Introduction

Slow Decline

Unfortunately, the very legislation that removed the previous competitors to Hull General Cemetery also paved the way for its downfall. One of the major aims of this legislation was to allow local authorities to set up their own Boards of Health. Most local authorities moved to do this. Initially seen as a means to avoid the spread of diseases such as cholera and typhoid within the tenements of Victorian cities and towns, to begin with the local authorities concentrated upon improving sanitation and housing.

However, the Act also allowed local authorities to create their own Burial Boards. In Hull this body initially negotiated with the cemetery company to purchase grave spaces within the cemetery grounds but it quickly moved to lease and then purchase from the company the western part of the Hull General Cemetery’s land. This purchase occurred in 1862, and although this piece of land was still administered by the Hull General Cemetery Company, this was the beginning of the present Western Cemetery. This was the first of Hull’s municipal burial grounds and, by its very nature, did not have to make a profit as it was funded by the public purse. A point not lost on the cemetery company.

Throughout the 1870’s and 1880’s the annual shareholders’ meetings are peppered with statements implying that the local authority was undercharging for its graves and therefore making the cemetery company’s charges uneconomic, implying that the rate payer was being ‘swindled.’

What these meetings also show however is that the company continued to pay out large dividends to its shareholders whilst not investing in any new land for burial. In 1854 a proposed extension to the north was mooted to cover roughly the area that Welbeck Street now stands upon. Indeed, the cemetery company went so far as to secure a private Act of Parliament to achieve this end. However, these plans came to nothing and, as mentioned above, the company had leased out and then sold its westernmost holdings. In effect it could only expand to the north and it failed to grasp that opportunity

Looking back, it almost seems, even at this early stage of its life, as if the Cemetery Company realized that the game was up and aimed to gather as much money from the venture whilst the going was good. That profit in a venture like this depended upon selling new graves must quickly have been evident and without the land available for new burials that simply could not happen. The company’s failure to expand is hard to understand in those terms and one must draw the conclusion that the directors had seen the writing on the wall for their enterprise. As such, in hindsight, the seeds of the cemetery’s decline were sown within a decade of its opening.

The busiest burial period for the cemetery was in the decade 1870 to 1880. In 1887 there were almost 9,000 burials, a peak that was never reached again. In 1897 there were just over 5,000 burials and the 20th century saw the numbers dwindle still further until the cemetery eventually closed with the final burial taking place in 1972.
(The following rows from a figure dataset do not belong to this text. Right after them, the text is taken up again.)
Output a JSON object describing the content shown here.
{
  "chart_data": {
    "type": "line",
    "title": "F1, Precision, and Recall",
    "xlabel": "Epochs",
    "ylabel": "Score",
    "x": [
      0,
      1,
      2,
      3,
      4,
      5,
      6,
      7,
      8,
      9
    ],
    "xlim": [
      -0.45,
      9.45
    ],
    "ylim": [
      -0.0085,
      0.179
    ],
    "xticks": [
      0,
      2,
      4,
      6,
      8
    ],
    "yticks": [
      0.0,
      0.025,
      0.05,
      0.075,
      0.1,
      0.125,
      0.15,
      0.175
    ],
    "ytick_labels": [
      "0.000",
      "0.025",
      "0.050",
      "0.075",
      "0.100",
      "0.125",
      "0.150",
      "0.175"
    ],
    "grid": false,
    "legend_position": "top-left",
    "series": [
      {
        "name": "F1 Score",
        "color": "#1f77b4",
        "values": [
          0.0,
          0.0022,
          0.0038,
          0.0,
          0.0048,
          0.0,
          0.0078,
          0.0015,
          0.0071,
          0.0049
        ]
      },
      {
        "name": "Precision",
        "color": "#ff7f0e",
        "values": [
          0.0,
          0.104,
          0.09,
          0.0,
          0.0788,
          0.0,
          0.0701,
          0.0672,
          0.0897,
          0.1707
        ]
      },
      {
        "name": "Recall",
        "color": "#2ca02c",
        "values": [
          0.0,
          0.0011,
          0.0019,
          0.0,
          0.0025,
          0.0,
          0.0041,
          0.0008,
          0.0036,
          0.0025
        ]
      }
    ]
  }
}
One could argue that the decline had set in earlier with the failure of the Company to invest in further expansion but now the decline began to be felt, and more importantly, seen in other ways. The decision to sell the Princes Avenue frontage to builders in the first decade of the 20th century was simply the first indication of retrenchment. The decision to demolish the lodge designed by Cuthbert Broderick, to close the original entrance and create another one less grand further along Spring Bank West in the 1920’s highlighted that the cemetery company was retreating and the following 50 years from then appears to be a process of scarcely managed decline until its demise in the early 1970’s.